In the ongoing search for yield, investors have been piling into high-yield, junk bond exchange traded funds. However, investors need to clearly understand the risks of ETFs that hold lower-quality corporate bonds.

PIMCO Total Return ETF (NYSEArca: TRXT) manager Bill Gross in a recent interview said investors should be careful with high-yield bonds. Defaults in the sector are low due to the Federal Reserve’s quantitative easing, but if the U.S. economy falters, defaults could rise, he said. Total Return ETF can buy high-yield bonds but doesn’t own many of them, he added.

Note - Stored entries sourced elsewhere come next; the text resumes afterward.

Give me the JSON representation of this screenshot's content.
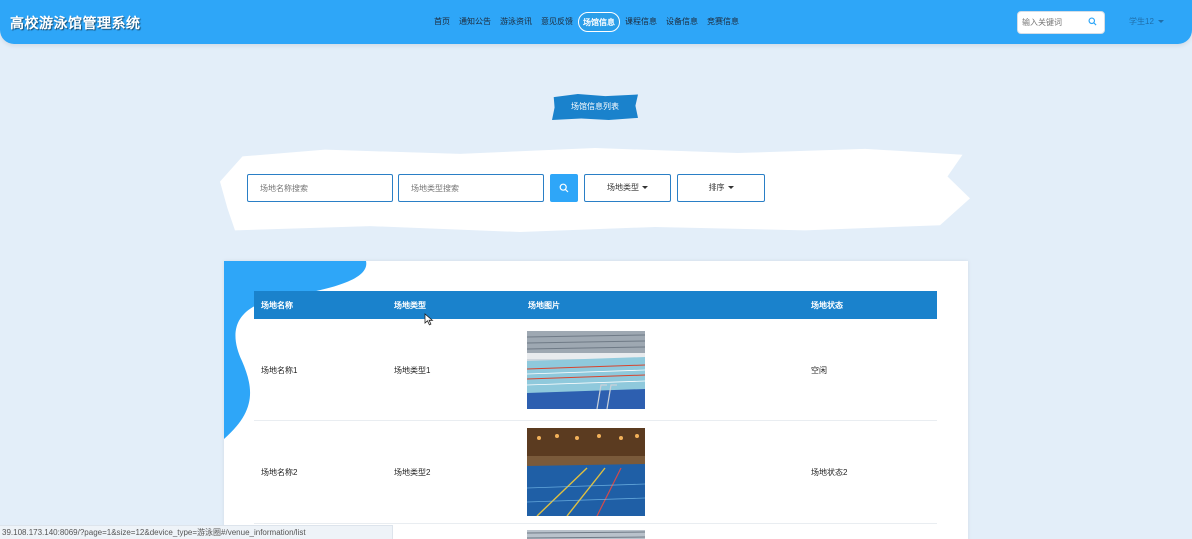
{
  "header": {
    "title": "高校游泳馆管理系统",
    "nav": [
      {
        "label": "首页",
        "active": false
      },
      {
        "label": "通知公告",
        "active": false
      },
      {
        "label": "游泳资讯",
        "active": false
      },
      {
        "label": "意见反馈",
        "active": false
      },
      {
        "label": "场馆信息",
        "active": true
      },
      {
        "label": "课程信息",
        "active": false
      },
      {
        "label": "设备信息",
        "active": false
      },
      {
        "label": "竞赛信息",
        "active": false
      }
    ],
    "search_placeholder": "输入关键词",
    "user": "学生12"
  },
  "page_title": "场馆信息列表",
  "filters": {
    "name_placeholder": "场地名称搜索",
    "type_placeholder": "场地类型搜索",
    "type_dropdown": "场地类型",
    "sort_dropdown": "排序"
  },
  "table": {
    "columns": [
      "场地名称",
      "场地类型",
      "场地图片",
      "场地状态"
    ],
    "rows": [
      {
        "name": "场地名称1",
        "type": "场地类型1",
        "image": "indoor-pool-photo",
        "status": "空闲"
      },
      {
        "name": "场地名称2",
        "type": "场地类型2",
        "image": "indoor-pool-night-photo",
        "status": "场地状态2"
      }
    ]
  },
  "status_url": "39.108.173.140:8069/?page=1&size=12&device_type=游泳圈#/venue_information/list",
  "colors": {
    "primary": "#2ea6f8",
    "table_header": "#1a82cc",
    "background": "#e3eef9"
  }
}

Year-to-date, junk bond mutual funds and ETFs have garnered over $17 billion in new assets, reports Jason Zweig for The Wall Street Journal. Meanwhile junk-bond prices have increased 5% so far this year as investors jumped at the asset class.

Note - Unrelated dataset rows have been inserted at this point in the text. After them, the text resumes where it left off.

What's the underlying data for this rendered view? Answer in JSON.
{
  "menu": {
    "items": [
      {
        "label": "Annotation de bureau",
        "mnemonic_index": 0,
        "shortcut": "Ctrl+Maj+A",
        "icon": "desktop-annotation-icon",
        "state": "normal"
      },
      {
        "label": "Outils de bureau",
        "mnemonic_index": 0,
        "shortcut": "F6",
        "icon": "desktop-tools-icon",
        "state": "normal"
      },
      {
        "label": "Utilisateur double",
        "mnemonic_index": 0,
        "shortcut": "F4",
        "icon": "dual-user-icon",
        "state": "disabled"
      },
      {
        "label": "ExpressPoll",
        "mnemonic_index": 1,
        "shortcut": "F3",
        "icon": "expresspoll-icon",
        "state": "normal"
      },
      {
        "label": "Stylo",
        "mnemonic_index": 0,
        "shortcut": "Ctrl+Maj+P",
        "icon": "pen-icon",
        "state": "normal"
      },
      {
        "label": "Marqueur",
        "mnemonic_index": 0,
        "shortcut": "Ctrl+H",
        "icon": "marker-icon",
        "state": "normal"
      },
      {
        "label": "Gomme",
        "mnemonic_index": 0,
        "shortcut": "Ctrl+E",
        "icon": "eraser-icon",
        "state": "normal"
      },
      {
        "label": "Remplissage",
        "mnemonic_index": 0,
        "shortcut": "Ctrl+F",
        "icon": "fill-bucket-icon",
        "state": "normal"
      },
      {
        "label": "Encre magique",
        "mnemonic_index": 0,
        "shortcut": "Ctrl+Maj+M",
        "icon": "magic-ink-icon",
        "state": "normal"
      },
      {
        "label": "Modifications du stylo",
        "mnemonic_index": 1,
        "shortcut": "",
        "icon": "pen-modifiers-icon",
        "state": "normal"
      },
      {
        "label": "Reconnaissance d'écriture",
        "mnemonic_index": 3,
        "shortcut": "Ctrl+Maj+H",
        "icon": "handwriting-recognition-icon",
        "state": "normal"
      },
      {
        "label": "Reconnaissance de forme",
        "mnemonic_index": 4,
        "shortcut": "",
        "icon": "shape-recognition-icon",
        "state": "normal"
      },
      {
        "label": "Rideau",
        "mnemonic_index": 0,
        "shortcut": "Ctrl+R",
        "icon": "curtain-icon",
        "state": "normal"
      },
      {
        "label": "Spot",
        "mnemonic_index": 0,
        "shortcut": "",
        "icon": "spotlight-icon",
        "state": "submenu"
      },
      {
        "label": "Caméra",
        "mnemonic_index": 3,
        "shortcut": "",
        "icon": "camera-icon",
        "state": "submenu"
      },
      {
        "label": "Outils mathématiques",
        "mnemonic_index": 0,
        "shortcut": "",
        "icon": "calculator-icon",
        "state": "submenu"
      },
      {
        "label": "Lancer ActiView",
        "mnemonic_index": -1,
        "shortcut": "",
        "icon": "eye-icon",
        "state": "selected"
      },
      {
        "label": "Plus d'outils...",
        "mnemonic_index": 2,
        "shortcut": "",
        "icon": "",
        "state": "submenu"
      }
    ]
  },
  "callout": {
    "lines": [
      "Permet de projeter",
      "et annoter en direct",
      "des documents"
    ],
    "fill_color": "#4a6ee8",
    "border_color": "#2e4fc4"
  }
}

The iShares iBoxx High Yield Corp Bond Fund ETF (NYSEArca: HYG) and the SPDR Barclays Capital High Yield Bond ETF (NYSEArca: JNK) have brought in $5.7 billion between the two, or a 34% rise in assets under management since the end of 2011. [ETF Spotlight: High-Yield Bonds]

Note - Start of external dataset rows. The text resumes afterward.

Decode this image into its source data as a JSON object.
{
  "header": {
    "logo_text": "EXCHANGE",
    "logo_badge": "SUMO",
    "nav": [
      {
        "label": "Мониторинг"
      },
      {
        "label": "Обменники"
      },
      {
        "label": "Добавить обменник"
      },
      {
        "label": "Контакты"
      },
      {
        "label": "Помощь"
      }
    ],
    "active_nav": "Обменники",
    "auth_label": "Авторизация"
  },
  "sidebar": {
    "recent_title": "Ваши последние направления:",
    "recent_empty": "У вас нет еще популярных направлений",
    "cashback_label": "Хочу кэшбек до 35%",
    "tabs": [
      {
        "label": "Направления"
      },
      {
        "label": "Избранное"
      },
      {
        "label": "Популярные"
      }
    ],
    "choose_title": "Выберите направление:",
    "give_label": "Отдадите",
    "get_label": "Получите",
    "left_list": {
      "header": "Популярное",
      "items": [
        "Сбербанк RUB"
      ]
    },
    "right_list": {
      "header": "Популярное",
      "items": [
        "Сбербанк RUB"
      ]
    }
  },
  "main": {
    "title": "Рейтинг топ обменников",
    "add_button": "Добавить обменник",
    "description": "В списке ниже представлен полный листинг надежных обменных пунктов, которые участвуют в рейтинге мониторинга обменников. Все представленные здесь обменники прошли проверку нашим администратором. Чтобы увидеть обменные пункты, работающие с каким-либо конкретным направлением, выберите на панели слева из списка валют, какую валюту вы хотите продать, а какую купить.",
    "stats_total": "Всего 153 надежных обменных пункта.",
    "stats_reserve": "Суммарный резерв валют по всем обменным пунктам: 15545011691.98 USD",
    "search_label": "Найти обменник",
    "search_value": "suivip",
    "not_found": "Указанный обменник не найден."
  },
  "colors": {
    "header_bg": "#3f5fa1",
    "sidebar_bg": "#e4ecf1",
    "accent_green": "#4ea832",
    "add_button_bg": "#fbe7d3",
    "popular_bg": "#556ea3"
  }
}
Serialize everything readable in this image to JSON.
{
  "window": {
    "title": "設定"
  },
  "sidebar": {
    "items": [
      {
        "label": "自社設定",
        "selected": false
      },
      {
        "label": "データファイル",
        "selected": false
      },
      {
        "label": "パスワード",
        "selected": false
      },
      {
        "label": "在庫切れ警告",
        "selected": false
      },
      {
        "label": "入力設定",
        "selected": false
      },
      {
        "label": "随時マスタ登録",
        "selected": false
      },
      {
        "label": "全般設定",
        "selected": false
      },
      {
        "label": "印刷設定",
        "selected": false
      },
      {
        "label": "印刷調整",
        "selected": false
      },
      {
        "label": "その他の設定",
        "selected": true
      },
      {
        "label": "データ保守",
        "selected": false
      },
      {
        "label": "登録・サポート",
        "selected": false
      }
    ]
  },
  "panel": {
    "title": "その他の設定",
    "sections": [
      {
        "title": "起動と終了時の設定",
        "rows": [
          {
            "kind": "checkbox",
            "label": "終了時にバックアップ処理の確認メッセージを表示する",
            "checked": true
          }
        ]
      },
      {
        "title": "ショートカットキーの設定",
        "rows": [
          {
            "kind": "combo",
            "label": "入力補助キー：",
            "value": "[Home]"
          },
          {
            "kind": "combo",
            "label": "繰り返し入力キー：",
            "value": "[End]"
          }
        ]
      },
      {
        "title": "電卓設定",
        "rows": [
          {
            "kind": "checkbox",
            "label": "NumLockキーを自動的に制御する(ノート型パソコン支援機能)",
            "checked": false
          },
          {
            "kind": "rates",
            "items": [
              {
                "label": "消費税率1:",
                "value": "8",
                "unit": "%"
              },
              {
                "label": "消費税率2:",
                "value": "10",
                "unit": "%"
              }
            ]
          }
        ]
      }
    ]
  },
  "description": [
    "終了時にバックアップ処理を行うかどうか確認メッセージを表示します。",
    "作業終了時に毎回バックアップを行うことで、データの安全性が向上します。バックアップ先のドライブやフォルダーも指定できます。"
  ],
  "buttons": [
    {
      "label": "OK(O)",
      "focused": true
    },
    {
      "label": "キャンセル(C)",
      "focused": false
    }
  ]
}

However, some analysts caution that the boom in junk-bond ETFs is creating potential risks. For instance, the bond holdings in high-yield ETFs are behaving or pricing differently from comparable bonds not included in the underlying benchmark indices. The analysts are noting that the ETFs are beginning to influence the behavior of the underlying high-yield bonds.

“ETFs have their costs and their benefits,” Oleg Melentyev, head of high-yield corporate strategy at Bank of America Merrill Lynch, said in the report. “And this is one of their costs.”

However, the providers contend that the funds aren’t influencing the market.